Che cosa si produce esattamente nello stabilimento di Genova?
Due tipi di prodotti: la banda zincata e la banda stagnata, che tutti conoscono come latta. Genova è l’unico impianto in Italia che produce latta. È un materiale centrale per l’industria alimentare e per l’imballaggio: le lattine, i barattoli del pomodoro, le scatolette che usiamo ogni giorno, ma anche il contenitore per le vernici. Dal punto di vista tecnico è un acciaio laminato e poi stagnato, indispensabile per un mercato nazionale molto importante.
E perché la produzione di latta è così strategica?
Perché l’Italia è il primo consumatore europeo di latta, soprattutto grazie all’industria delle conserve. Ogni anno importiamo centinaia di migliaia di tonnellate di banda stagnata proprio perché non ne produciamo abbastanza. Se chiude l'ex Ilva di Genova, chiude l’unico impianto nazionale in grado di realizzarla.
È paradossale, specie per un governo che parla di sovranità industriale, immaginare che l’Italia debba dipendere totalmente dall’estero per un materiale d’uso quotidiano e con un mercato interno così forte.
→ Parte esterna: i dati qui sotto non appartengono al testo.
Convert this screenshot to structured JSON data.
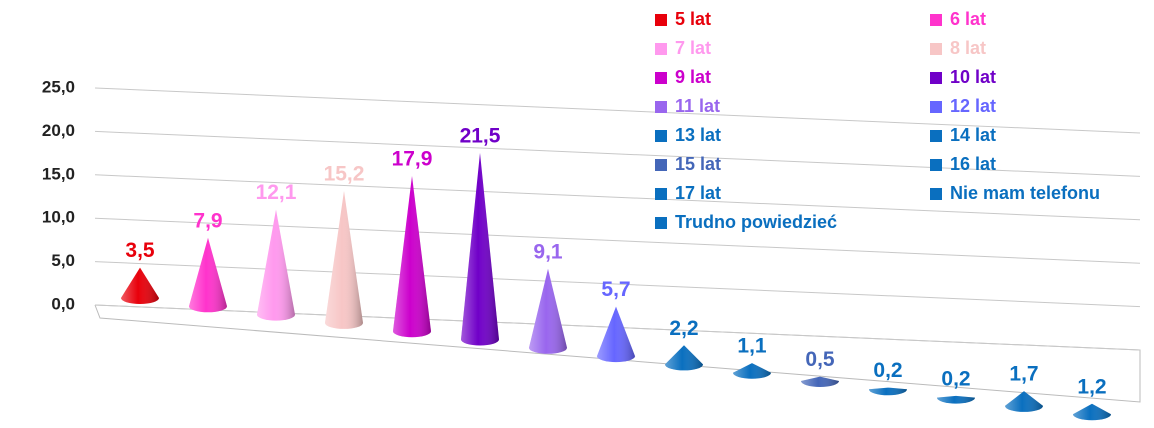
{
  "chart_data": {
    "type": "bar",
    "series": [
      {
        "name": "5 lat",
        "color": "#e8000b",
        "values": [
          3.5
        ],
        "value_labels": [
          "3,5"
        ]
      },
      {
        "name": "6 lat",
        "color": "#ff33cc",
        "values": [
          7.9
        ],
        "value_labels": [
          "7,9"
        ]
      },
      {
        "name": "7 lat",
        "color": "#ff99ee",
        "values": [
          12.1
        ],
        "value_labels": [
          "12,1"
        ]
      },
      {
        "name": "8 lat",
        "color": "#f7c6c6",
        "values": [
          15.2
        ],
        "value_labels": [
          "15,2"
        ]
      },
      {
        "name": "9 lat",
        "color": "#cc00cc",
        "values": [
          17.9
        ],
        "value_labels": [
          "17,9"
        ]
      },
      {
        "name": "10 lat",
        "color": "#7000c8",
        "values": [
          21.5
        ],
        "value_labels": [
          "21,5"
        ]
      },
      {
        "name": "11 lat",
        "color": "#9966ee",
        "values": [
          9.1
        ],
        "value_labels": [
          "9,1"
        ]
      },
      {
        "name": "12 lat",
        "color": "#6666ff",
        "values": [
          5.7
        ],
        "value_labels": [
          "5,7"
        ]
      },
      {
        "name": "13 lat",
        "color": "#0a6fbf",
        "values": [
          2.2
        ],
        "value_labels": [
          "2,2"
        ]
      },
      {
        "name": "14 lat",
        "color": "#0a6fbf",
        "values": [
          1.1
        ],
        "value_labels": [
          "1,1"
        ]
      },
      {
        "name": "15 lat",
        "color": "#4466b8",
        "values": [
          0.5
        ],
        "value_labels": [
          "0,5"
        ]
      },
      {
        "name": "16 lat",
        "color": "#0a6fbf",
        "values": [
          0.2
        ],
        "value_labels": [
          "0,2"
        ]
      },
      {
        "name": "17 lat",
        "color": "#0a6fbf",
        "values": [
          0.2
        ],
        "value_labels": [
          "0,2"
        ]
      },
      {
        "name": "Nie mam telefonu",
        "color": "#0a6fbf",
        "values": [
          1.7
        ],
        "value_labels": [
          "1,7"
        ]
      },
      {
        "name": "Trudno powiedzieć",
        "color": "#0a6fbf",
        "values": [
          1.2
        ],
        "value_labels": [
          "1,2"
        ]
      }
    ],
    "ylim": [
      0,
      25
    ],
    "yticks": [
      {
        "value": 0,
        "label": "0,0"
      },
      {
        "value": 5,
        "label": "5,0"
      },
      {
        "value": 10,
        "label": "10,0"
      },
      {
        "value": 15,
        "label": "15,0"
      },
      {
        "value": 20,
        "label": "20,0"
      },
      {
        "value": 25,
        "label": "25,0"
      }
    ],
    "grid": true
  }
}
Eppure è quello che sta avvenendo…
Prima di tornare a Genova, ci aiuti a capire cosa sta accadendo a Taranto in queste ore. Anche lì si sta scioperando: ma perché?
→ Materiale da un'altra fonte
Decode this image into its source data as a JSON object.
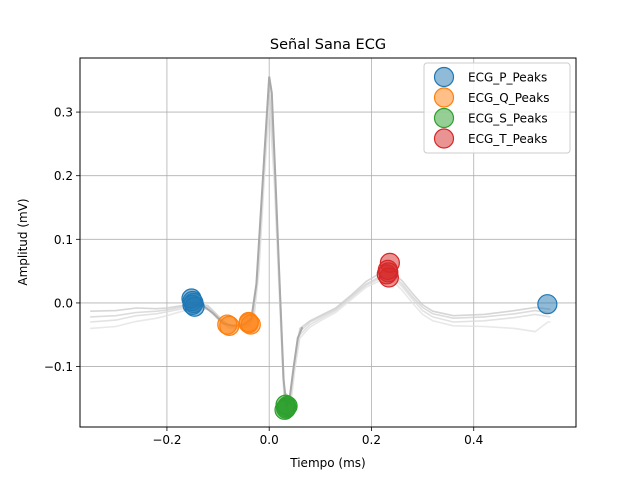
{
  "chart_data": {
    "type": "scatter",
    "title": "Señal Sana ECG",
    "xlabel": "Tiempo (ms)",
    "ylabel": "Amplitud (mV)",
    "xlim": [
      -0.37,
      0.6
    ],
    "ylim": [
      -0.195,
      0.385
    ],
    "xticks": [
      -0.2,
      0.0,
      0.2,
      0.4
    ],
    "xtick_labels": [
      "−0.2",
      "0.0",
      "0.2",
      "0.4"
    ],
    "yticks": [
      -0.1,
      0.0,
      0.1,
      0.2,
      0.3
    ],
    "ytick_labels": [
      "−0.1",
      "0.0",
      "0.1",
      "0.2",
      "0.3"
    ],
    "grid": true,
    "legend_position": "top-right",
    "background_traces": [
      {
        "color": "#c8c8c8",
        "points": [
          [
            -0.35,
            -0.013
          ],
          [
            -0.3,
            -0.012
          ],
          [
            -0.26,
            -0.008
          ],
          [
            -0.22,
            -0.009
          ],
          [
            -0.2,
            -0.008
          ],
          [
            -0.17,
            -0.004
          ],
          [
            -0.15,
            -0.001
          ],
          [
            -0.12,
            -0.004
          ],
          [
            -0.1,
            -0.02
          ],
          [
            -0.08,
            -0.035
          ],
          [
            -0.06,
            -0.036
          ],
          [
            -0.04,
            -0.032
          ],
          [
            -0.03,
            -0.02
          ],
          [
            -0.02,
            0.08
          ],
          [
            -0.01,
            0.23
          ],
          [
            0.0,
            0.34
          ],
          [
            0.01,
            0.22
          ],
          [
            0.02,
            0.04
          ],
          [
            0.03,
            -0.14
          ],
          [
            0.04,
            -0.15
          ],
          [
            0.05,
            -0.09
          ],
          [
            0.06,
            -0.04
          ],
          [
            0.08,
            -0.028
          ],
          [
            0.1,
            -0.02
          ],
          [
            0.13,
            -0.008
          ],
          [
            0.16,
            0.012
          ],
          [
            0.19,
            0.034
          ],
          [
            0.22,
            0.048
          ],
          [
            0.24,
            0.048
          ],
          [
            0.26,
            0.035
          ],
          [
            0.28,
            0.015
          ],
          [
            0.3,
            -0.003
          ],
          [
            0.32,
            -0.013
          ],
          [
            0.36,
            -0.02
          ],
          [
            0.42,
            -0.018
          ],
          [
            0.48,
            -0.012
          ],
          [
            0.52,
            -0.007
          ],
          [
            0.55,
            -0.01
          ]
        ]
      },
      {
        "color": "#d0d0d0",
        "points": [
          [
            -0.35,
            -0.022
          ],
          [
            -0.3,
            -0.02
          ],
          [
            -0.26,
            -0.015
          ],
          [
            -0.22,
            -0.013
          ],
          [
            -0.2,
            -0.011
          ],
          [
            -0.17,
            -0.006
          ],
          [
            -0.15,
            -0.003
          ],
          [
            -0.12,
            -0.006
          ],
          [
            -0.1,
            -0.022
          ],
          [
            -0.08,
            -0.037
          ],
          [
            -0.06,
            -0.038
          ],
          [
            -0.04,
            -0.034
          ],
          [
            -0.03,
            -0.02
          ],
          [
            -0.02,
            0.07
          ],
          [
            -0.01,
            0.21
          ],
          [
            0.0,
            0.33
          ],
          [
            0.01,
            0.21
          ],
          [
            0.02,
            0.03
          ],
          [
            0.03,
            -0.15
          ],
          [
            0.04,
            -0.16
          ],
          [
            0.05,
            -0.095
          ],
          [
            0.06,
            -0.045
          ],
          [
            0.08,
            -0.03
          ],
          [
            0.1,
            -0.022
          ],
          [
            0.13,
            -0.01
          ],
          [
            0.16,
            0.01
          ],
          [
            0.19,
            0.03
          ],
          [
            0.22,
            0.043
          ],
          [
            0.24,
            0.044
          ],
          [
            0.26,
            0.03
          ],
          [
            0.28,
            0.01
          ],
          [
            0.3,
            -0.007
          ],
          [
            0.32,
            -0.017
          ],
          [
            0.36,
            -0.024
          ],
          [
            0.42,
            -0.022
          ],
          [
            0.48,
            -0.017
          ],
          [
            0.52,
            -0.012
          ],
          [
            0.55,
            -0.016
          ]
        ]
      },
      {
        "color": "#d8d8d8",
        "points": [
          [
            -0.35,
            -0.03
          ],
          [
            -0.3,
            -0.027
          ],
          [
            -0.26,
            -0.02
          ],
          [
            -0.22,
            -0.017
          ],
          [
            -0.2,
            -0.014
          ],
          [
            -0.17,
            -0.009
          ],
          [
            -0.15,
            -0.005
          ],
          [
            -0.12,
            -0.008
          ],
          [
            -0.1,
            -0.024
          ],
          [
            -0.08,
            -0.038
          ],
          [
            -0.06,
            -0.04
          ],
          [
            -0.04,
            -0.036
          ],
          [
            -0.03,
            -0.022
          ],
          [
            -0.02,
            0.06
          ],
          [
            -0.01,
            0.2
          ],
          [
            0.0,
            0.32
          ],
          [
            0.01,
            0.2
          ],
          [
            0.02,
            0.02
          ],
          [
            0.03,
            -0.16
          ],
          [
            0.04,
            -0.17
          ],
          [
            0.05,
            -0.1
          ],
          [
            0.06,
            -0.05
          ],
          [
            0.08,
            -0.034
          ],
          [
            0.1,
            -0.025
          ],
          [
            0.13,
            -0.012
          ],
          [
            0.16,
            0.008
          ],
          [
            0.19,
            0.028
          ],
          [
            0.22,
            0.04
          ],
          [
            0.24,
            0.04
          ],
          [
            0.26,
            0.026
          ],
          [
            0.28,
            0.006
          ],
          [
            0.3,
            -0.012
          ],
          [
            0.32,
            -0.022
          ],
          [
            0.36,
            -0.03
          ],
          [
            0.42,
            -0.028
          ],
          [
            0.48,
            -0.023
          ],
          [
            0.52,
            -0.018
          ],
          [
            0.55,
            -0.022
          ]
        ]
      },
      {
        "color": "#e0e0e0",
        "points": [
          [
            -0.35,
            -0.04
          ],
          [
            -0.3,
            -0.037
          ],
          [
            -0.26,
            -0.029
          ],
          [
            -0.22,
            -0.024
          ],
          [
            -0.2,
            -0.02
          ],
          [
            -0.17,
            -0.013
          ],
          [
            -0.15,
            -0.008
          ],
          [
            -0.12,
            -0.01
          ],
          [
            -0.1,
            -0.026
          ],
          [
            -0.08,
            -0.04
          ],
          [
            -0.06,
            -0.041
          ],
          [
            -0.04,
            -0.037
          ],
          [
            -0.03,
            -0.024
          ],
          [
            -0.02,
            0.05
          ],
          [
            -0.01,
            0.19
          ],
          [
            0.0,
            0.31
          ],
          [
            0.01,
            0.19
          ],
          [
            0.02,
            0.01
          ],
          [
            0.03,
            -0.165
          ],
          [
            0.04,
            -0.175
          ],
          [
            0.05,
            -0.105
          ],
          [
            0.06,
            -0.055
          ],
          [
            0.08,
            -0.038
          ],
          [
            0.1,
            -0.028
          ],
          [
            0.13,
            -0.015
          ],
          [
            0.16,
            0.005
          ],
          [
            0.19,
            0.025
          ],
          [
            0.22,
            0.036
          ],
          [
            0.24,
            0.036
          ],
          [
            0.26,
            0.02
          ],
          [
            0.28,
            0.0
          ],
          [
            0.3,
            -0.018
          ],
          [
            0.32,
            -0.028
          ],
          [
            0.36,
            -0.036
          ],
          [
            0.42,
            -0.037
          ],
          [
            0.48,
            -0.04
          ],
          [
            0.52,
            -0.045
          ],
          [
            0.545,
            -0.03
          ],
          [
            0.55,
            -0.03
          ]
        ]
      }
    ],
    "mean_trace": {
      "color": "#a9a9a9",
      "points": [
        [
          -0.15,
          -0.003
        ],
        [
          -0.13,
          -0.004
        ],
        [
          -0.11,
          -0.016
        ],
        [
          -0.09,
          -0.032
        ],
        [
          -0.07,
          -0.036
        ],
        [
          -0.05,
          -0.034
        ],
        [
          -0.035,
          -0.025
        ],
        [
          -0.025,
          0.03
        ],
        [
          -0.015,
          0.16
        ],
        [
          -0.005,
          0.29
        ],
        [
          0.0,
          0.356
        ],
        [
          0.005,
          0.33
        ],
        [
          0.012,
          0.2
        ],
        [
          0.02,
          0.04
        ],
        [
          0.028,
          -0.12
        ],
        [
          0.034,
          -0.163
        ],
        [
          0.04,
          -0.15
        ],
        [
          0.048,
          -0.1
        ],
        [
          0.056,
          -0.055
        ],
        [
          0.065,
          -0.038
        ]
      ]
    },
    "series": [
      {
        "name": "ECG_P_Peaks",
        "color": "#1f77b4",
        "x": [
          -0.152,
          -0.148,
          -0.15,
          -0.146,
          -0.15,
          0.544
        ],
        "y": [
          0.007,
          0.0,
          -0.003,
          -0.006,
          0.003,
          -0.002
        ]
      },
      {
        "name": "ECG_Q_Peaks",
        "color": "#ff7f0e",
        "x": [
          -0.082,
          -0.078,
          -0.04,
          -0.036,
          -0.04
        ],
        "y": [
          -0.034,
          -0.036,
          -0.032,
          -0.034,
          -0.03
        ]
      },
      {
        "name": "ECG_S_Peaks",
        "color": "#2ca02c",
        "x": [
          0.032,
          0.034,
          0.03,
          0.036,
          0.033
        ],
        "y": [
          -0.16,
          -0.164,
          -0.168,
          -0.162,
          -0.166
        ]
      },
      {
        "name": "ECG_T_Peaks",
        "color": "#d62728",
        "x": [
          0.236,
          0.232,
          0.23,
          0.234,
          0.233
        ],
        "y": [
          0.063,
          0.052,
          0.045,
          0.04,
          0.048
        ]
      }
    ]
  }
}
L’ex Ilva è in amministrazione straordinaria da quando ArcelorMittal ha abbandonato la gestione. L’impianto di Taranto è l’unico che esegue il ciclo a caldo: gli altoforni trasformano il minerale in acciaio. Questo acciaio, a regime, dovrebbe poi essere inviato a Genova, Novi e Racconigi per la trasformazione. L’azienda ha una capacità teorica di circa otto milioni di tonnellate l’anno. Oggi però funziona un solo altoforno, e la produzione reale è scesa a un milione di tonnellate: un livello minimo, totalmente insufficiente a sostenere la filiera.
E scusi, cosa c'entra il governo con quello che accade negli stabilimenti ex Ilva?
Il governo aveva presentato settimane fa un piano industriale che, almeno nelle dichiarazioni iniziali, puntava a ricostruire una produzione da otto milioni di tonnellate all'anno, con un processo di decarbonizzazione: tre forni elettrici a Taranto e un forno elettrico a Genova. Quel piano è già stato accantonato. Oggi viene proposto un piano "temporaneo" basato sul cosiddetto ciclo corto.
Cosa significa?
Taranto produrrebbe coils e li venderebbe direttamente sul mercato, senza inviarli più agli stabilimenti del nord.
E quali sarebbero le conseguenze di questa scelta?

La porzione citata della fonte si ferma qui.